Avoid unworthwhile investments, try estate taxes, Vietnam advised

By Hoang Thuy   May 15, 2022 | 06:12 am PT
Avoid unworthwhile investments, try estate taxes, Vietnam advised
Prime Minister Pham Minh Chinh (fourth from right) participates in a conference with experts from Harvard University, the U.S., May 14, 2022. Photo by Duong Giang
Vietnam should stay away from investments that don't make it competitive and experiment with real estate taxes to sustainably develop its economy, Harvard University experts have advised.

At a Saturday conference in Harvard University on Vietnam's development strategy in the 21st century, Prime Minister Pham Minh Chinh said Vietnam's economy has expanded into the fourth largest economy in ASEAN and among the world's top 12 economies with the largest scale of commerce. The country also takes part in 15 active FTAs, he said.

Economist David Dapic said Vietnam taking part in FTAs was a major success. Millions of farmers have moved on to work in factories as a result. But the fact that most materials for production are imported from China is a weakness, he added.

When the Covid-19 pandemic broke out, borders were closed and there was commercial tension, Vietnam's exports were affected, Dapic said.

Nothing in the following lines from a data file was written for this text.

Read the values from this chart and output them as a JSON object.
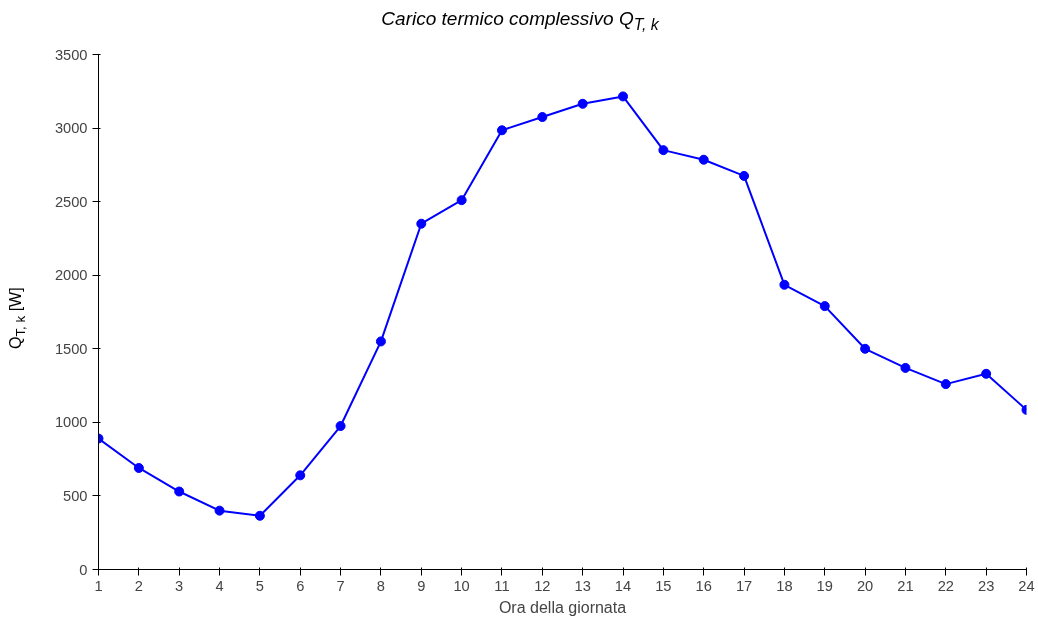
{
  "chart_data": {
    "type": "line",
    "title": "Carico termico complessivo Q$_{T, k}$",
    "xlabel": "Ora della giornata",
    "ylabel": "Q$_{T, k}$ [W]",
    "x": [
      1,
      2,
      3,
      4,
      5,
      6,
      7,
      8,
      9,
      10,
      11,
      12,
      13,
      14,
      15,
      16,
      17,
      18,
      19,
      20,
      21,
      22,
      23,
      24
    ],
    "series": [
      {
        "color": "#0000ff",
        "values": [
          890,
          690,
          530,
          400,
          365,
          640,
          975,
          1550,
          2350,
          2510,
          2985,
          3075,
          3165,
          3215,
          2850,
          2785,
          2675,
          1935,
          1790,
          1500,
          1370,
          1260,
          1330,
          1085
        ]
      }
    ],
    "xlim": [
      1,
      24
    ],
    "xticks": [
      1,
      2,
      3,
      4,
      5,
      6,
      7,
      8,
      9,
      10,
      11,
      12,
      13,
      14,
      15,
      16,
      17,
      18,
      19,
      20,
      21,
      22,
      23,
      24
    ],
    "ylim": [
      0,
      3500
    ],
    "yticks": [
      0,
      500,
      1000,
      1500,
      2000,
      2500,
      3000,
      3500
    ],
    "grid": false,
    "marker": "circle",
    "line_style": "solid"
  }
}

Vietnam's trade turnover with the U.S. may reach $100 billion this year. Such a figure might be small for the U.S., but Vietnam should take note to remain in constant communication and avoid being accused of currency manipulation, he advised.

Nguyen Thi Hong, head of the State Bank of Vietnam, said economic integration may bring many opportunities, but there were many challenges as well. Banks should increase their forecast and analytic capabilities to ensure consistent, appropriate policies, and not use currency as a competitive advantage in commerce.

"Vietnam's control of inflation is very impressive, going hand in hand with a fairly high growth speed. The foreign currency market is stable, and is an opportunity for Vietnam to raise its credit ranking," Hong said.

Regarding the digital economy, Dapic said FDI, international commerce and education and training cooperation were essential. Attracting FDI was getting more difficult, and for Vietnam's economy to be trustworthy and reputable, it needs to avoid investment sources that don't make it competitive, he said.

The economy must also be open, especially in information exchange do as to attract more talents and make investors more comfortable with the business environment, he added.

One characteristic of Vietnam is the fact that many localities are located far away and don't have accessible infrastructure to attract FDI. Vietnam should experiment with real estate taxation and allow localities to impose such taxes and use the money gained for investment instead of relying on the national budget, Dapic said.

Nguyen Chi Dung, Minister of Planning and Investment, said sustainable development required more than a sustainable economy. It needs a sustainable culture, society and people. Vietnam therefore puts human beings at the center of its policymaking.

"Vietnam sees that quick and sustainable development must rely on new driving forces. Besides institutions and infrastructure, there also needs to be the drivers of science and technology, innovation and cultural values," Dung said.

PM Chinh is in the U.S. to attend the U.S.-ASEAN Summit, pay an official visit to the country and work with the United Nations. on May 12 and 13. The week long visit is expected to end May 17.